Fra quanti, ogni anno, sono vittima di traffici attraverso i confini internazionali il 50% è costituito da minorenni e circa il 70% da donne e ragazze. Per la maggior parte, questo traffico è finalizzato allo sfruttamento sessuale a fini di lucro. In tutto il mondo, ragazze e donne sono vittimedi violenze fisiche, sessuali e psicologiche, che includono lo stupro come strumento  di guerra in varie parti del mondo, per non parlare dell’abuso economico.

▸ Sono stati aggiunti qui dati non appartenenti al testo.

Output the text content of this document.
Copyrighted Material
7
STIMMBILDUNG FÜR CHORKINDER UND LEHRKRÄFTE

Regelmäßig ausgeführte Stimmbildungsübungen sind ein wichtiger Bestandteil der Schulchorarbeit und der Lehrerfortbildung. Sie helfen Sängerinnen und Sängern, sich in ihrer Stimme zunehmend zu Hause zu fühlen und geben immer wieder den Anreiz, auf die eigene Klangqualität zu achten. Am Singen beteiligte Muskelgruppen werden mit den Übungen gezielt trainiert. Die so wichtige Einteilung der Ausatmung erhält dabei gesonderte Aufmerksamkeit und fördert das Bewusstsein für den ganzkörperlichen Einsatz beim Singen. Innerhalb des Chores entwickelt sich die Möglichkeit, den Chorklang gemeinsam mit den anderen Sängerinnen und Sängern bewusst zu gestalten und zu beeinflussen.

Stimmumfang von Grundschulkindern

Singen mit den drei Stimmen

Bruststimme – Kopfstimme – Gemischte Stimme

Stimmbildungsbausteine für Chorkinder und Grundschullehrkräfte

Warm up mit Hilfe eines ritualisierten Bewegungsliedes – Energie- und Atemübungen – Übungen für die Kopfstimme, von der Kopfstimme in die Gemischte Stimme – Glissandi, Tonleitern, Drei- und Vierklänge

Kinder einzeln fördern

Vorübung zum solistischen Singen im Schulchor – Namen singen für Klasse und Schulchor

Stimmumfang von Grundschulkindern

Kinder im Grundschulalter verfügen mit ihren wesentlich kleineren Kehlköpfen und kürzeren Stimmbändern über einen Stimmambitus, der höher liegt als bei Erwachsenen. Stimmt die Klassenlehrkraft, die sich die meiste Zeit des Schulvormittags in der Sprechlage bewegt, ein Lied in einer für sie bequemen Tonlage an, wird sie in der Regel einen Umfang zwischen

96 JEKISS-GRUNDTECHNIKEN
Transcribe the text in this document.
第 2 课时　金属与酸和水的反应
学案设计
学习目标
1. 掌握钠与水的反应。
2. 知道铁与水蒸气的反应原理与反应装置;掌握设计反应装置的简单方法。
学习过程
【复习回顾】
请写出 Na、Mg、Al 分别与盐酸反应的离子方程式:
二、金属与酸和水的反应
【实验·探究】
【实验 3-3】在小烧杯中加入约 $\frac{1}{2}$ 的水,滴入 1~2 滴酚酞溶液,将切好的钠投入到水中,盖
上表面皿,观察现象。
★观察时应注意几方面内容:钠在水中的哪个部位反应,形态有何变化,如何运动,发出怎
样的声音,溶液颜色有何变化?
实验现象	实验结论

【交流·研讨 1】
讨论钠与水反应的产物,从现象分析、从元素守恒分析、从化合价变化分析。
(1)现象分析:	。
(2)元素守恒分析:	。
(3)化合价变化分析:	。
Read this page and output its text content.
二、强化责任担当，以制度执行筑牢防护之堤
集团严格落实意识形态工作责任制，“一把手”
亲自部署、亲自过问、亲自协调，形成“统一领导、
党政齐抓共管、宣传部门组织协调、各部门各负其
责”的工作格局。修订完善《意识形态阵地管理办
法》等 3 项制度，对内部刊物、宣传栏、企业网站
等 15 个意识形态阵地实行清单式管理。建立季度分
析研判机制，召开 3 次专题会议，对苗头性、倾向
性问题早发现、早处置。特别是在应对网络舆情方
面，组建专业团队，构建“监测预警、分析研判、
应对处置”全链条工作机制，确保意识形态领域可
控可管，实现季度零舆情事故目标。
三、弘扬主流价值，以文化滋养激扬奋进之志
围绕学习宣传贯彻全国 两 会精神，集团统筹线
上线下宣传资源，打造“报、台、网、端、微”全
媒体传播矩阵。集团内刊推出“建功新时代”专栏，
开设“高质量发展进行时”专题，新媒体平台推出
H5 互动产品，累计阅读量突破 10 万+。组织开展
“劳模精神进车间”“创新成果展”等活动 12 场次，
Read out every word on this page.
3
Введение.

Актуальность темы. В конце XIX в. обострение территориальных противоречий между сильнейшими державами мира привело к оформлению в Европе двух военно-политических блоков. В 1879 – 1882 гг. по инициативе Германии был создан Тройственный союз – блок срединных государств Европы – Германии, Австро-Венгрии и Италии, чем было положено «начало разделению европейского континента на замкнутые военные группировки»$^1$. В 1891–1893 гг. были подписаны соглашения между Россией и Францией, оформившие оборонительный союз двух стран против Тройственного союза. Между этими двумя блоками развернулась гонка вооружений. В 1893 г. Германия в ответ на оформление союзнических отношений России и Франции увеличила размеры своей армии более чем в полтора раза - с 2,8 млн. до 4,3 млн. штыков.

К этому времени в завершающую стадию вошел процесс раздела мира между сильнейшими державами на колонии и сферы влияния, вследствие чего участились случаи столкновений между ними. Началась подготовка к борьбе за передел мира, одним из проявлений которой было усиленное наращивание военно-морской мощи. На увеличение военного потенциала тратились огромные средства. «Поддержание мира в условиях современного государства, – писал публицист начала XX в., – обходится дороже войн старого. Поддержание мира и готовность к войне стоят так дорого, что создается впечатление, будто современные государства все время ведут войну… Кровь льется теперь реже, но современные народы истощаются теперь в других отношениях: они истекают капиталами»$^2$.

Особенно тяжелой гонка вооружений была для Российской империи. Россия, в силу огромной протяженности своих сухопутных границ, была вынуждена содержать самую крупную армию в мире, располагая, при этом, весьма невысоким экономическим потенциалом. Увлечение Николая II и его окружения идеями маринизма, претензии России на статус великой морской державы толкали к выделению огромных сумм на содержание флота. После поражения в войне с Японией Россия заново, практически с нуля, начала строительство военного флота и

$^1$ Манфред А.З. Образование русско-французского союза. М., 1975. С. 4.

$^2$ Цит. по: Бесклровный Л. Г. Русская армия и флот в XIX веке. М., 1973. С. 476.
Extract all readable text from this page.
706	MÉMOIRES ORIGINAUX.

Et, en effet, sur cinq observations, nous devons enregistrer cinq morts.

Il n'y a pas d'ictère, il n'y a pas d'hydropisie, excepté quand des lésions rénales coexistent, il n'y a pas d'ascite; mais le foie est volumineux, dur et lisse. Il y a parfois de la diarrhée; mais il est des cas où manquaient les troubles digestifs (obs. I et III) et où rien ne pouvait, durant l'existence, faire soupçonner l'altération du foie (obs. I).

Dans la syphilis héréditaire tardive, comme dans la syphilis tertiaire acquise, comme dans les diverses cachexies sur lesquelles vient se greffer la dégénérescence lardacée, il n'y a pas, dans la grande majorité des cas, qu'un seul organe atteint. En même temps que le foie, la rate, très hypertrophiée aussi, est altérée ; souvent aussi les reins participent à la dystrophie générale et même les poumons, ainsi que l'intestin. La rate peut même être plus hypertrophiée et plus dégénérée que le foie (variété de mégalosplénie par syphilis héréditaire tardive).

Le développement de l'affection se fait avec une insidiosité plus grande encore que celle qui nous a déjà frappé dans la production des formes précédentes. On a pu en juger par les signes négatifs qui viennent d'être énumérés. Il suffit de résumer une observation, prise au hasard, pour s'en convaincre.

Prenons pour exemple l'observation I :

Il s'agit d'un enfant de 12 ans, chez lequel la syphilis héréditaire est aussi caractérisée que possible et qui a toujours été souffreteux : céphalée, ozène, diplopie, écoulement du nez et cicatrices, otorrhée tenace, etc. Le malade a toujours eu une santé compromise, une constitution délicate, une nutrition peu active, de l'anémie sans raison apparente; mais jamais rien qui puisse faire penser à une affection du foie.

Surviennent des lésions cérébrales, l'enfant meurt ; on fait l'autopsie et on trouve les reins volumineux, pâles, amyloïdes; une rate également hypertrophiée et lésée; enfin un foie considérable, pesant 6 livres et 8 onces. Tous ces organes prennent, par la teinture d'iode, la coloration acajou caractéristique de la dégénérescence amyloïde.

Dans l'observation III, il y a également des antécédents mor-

Le ragioni di questa situazione precaria sono varie. Le analisi di questi giorni tendono a individuarle soprattutto, e non senza un buon motivo, in dinamiche culturali e sociali nonché in ritardi e lentezze delle politiche. Tuttavia faremmo bene a guardare anche a principi, priorità e politiche di azione presenti nelle organizzazioni internazionali, ovvero, a quel sistema di motivazioni, valori, orientamenti e metodologie, che guida l’opera delle Nazioni Unite sulle questioni femminili.

La parità  fra donne e uomini nell’educazione, nell’occupazione, nella tutela legale, nei diritti politici e sociali è considerata nel contesto dell’eguaglianza di genere. La realtà dimostra che l’uso di questo concetto, come suggerito nelle Conferenze del Cairo e di Pechino, e di conseguenza sviluppato in vari circoli internazionali, è sempre più guidato ideologicamente e, di fatto, ritarda il progresso autentico delle donne. Inoltre, documenti recenti contengono interpretazioni di genere che dissolvono ogni specificità e complementarità fra uomini e donne. Queste teorie non cambieranno la natura delle cose, ma, di certo, stanno già offuscando e ostacolando ogni serio e tempestivo progresso nel riconoscimento della dignità e dei diritti delle donne.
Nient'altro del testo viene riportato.